- Born: February 19, 1910 Boston, Massachusetts, U.S.
- Died: October 8, 1955 (aged 45) Ann Arbor, Michigan, U.S.
- Education: Harvard University
- Known for: Myers theorem Myers–Steenrod theorem
- Scientific career
- Fields: Mathematics, topology, differential geometry
- Institutions: University of Michigan
- Doctoral advisor: H. C. Marston Morse
- Doctoral students: Meyer Jerison Leonard J. Savage

= Sumner Byron Myers =

American mathematician

Sumner Byron Myers (February 19, 1910 – October 8, 1955) was an American mathematician specializing in topology and differential geometry.

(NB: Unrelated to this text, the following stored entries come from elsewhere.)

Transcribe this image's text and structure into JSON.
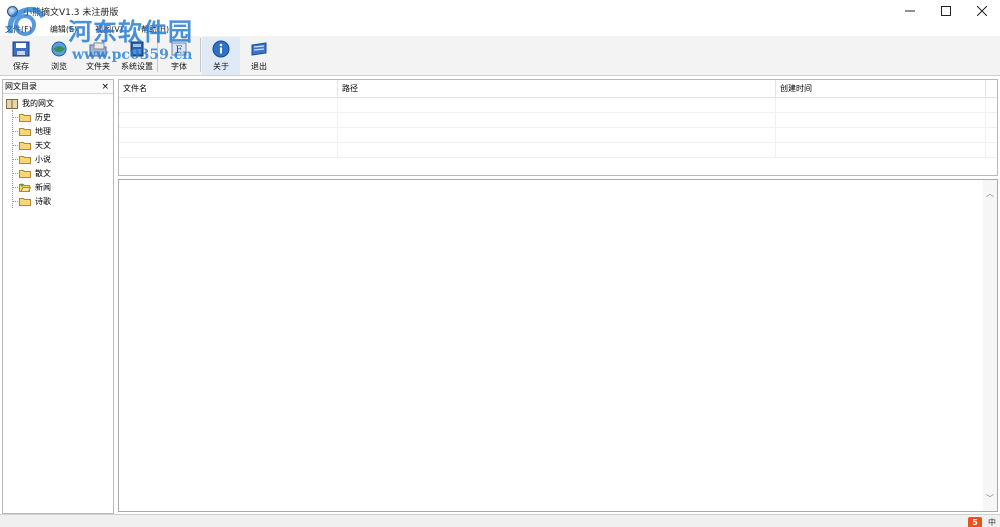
{
  "window": {
    "title": "小熊摘文V1.3 未注册版",
    "controls": [
      "minimize",
      "maximize",
      "close"
    ]
  },
  "menu": {
    "items": [
      "文件(F)",
      "编辑(E)",
      "视图(V)",
      "帮助(H)"
    ]
  },
  "watermark": {
    "title": "河东软件园",
    "url": "www.pc0359.cn"
  },
  "toolbar": {
    "buttons": [
      {
        "label": "保存",
        "icon": "save-icon"
      },
      {
        "label": "浏览",
        "icon": "browse-icon"
      },
      {
        "label": "文件夹",
        "icon": "folder-icon"
      },
      {
        "label": "系统设置",
        "icon": "settings-icon"
      },
      {
        "label": "字体",
        "icon": "font-icon"
      },
      {
        "label": "关于",
        "icon": "info-icon"
      },
      {
        "label": "退出",
        "icon": "exit-icon"
      }
    ]
  },
  "left_panel": {
    "title": "网文目录",
    "close_label": "×",
    "root": "我的网文",
    "categories": [
      "历史",
      "地理",
      "天文",
      "小说",
      "散文",
      "新闻",
      "诗歌"
    ]
  },
  "file_list": {
    "columns": [
      "文件名",
      "路径",
      "创建时间"
    ]
  },
  "content": {
    "scroll_up": "︿",
    "scroll_down": "﹀"
  },
  "statusbar": {
    "tray_logo": "5",
    "tray_ime": "中"
  }
}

He studied at Harvard University under H. C. Marston Morse, where he graduated with a Ph.D. in 1932. Myers then pursued postdoctoral studies at Princeton University (1934–1936) before becoming a professor for mathematics at the University of Michigan. He died unexpectedly from a heart attack during the 1955 Michigan–Army football game at Michigan Stadium.

==Sumner B. Myers Prize==
The Sumner B. Myers Prize was created in his honor for distinguished theses within the LSA Mathematics Department. Notable recipients include June Huh, Mary Wootters, and Theodore J. Kaczynski.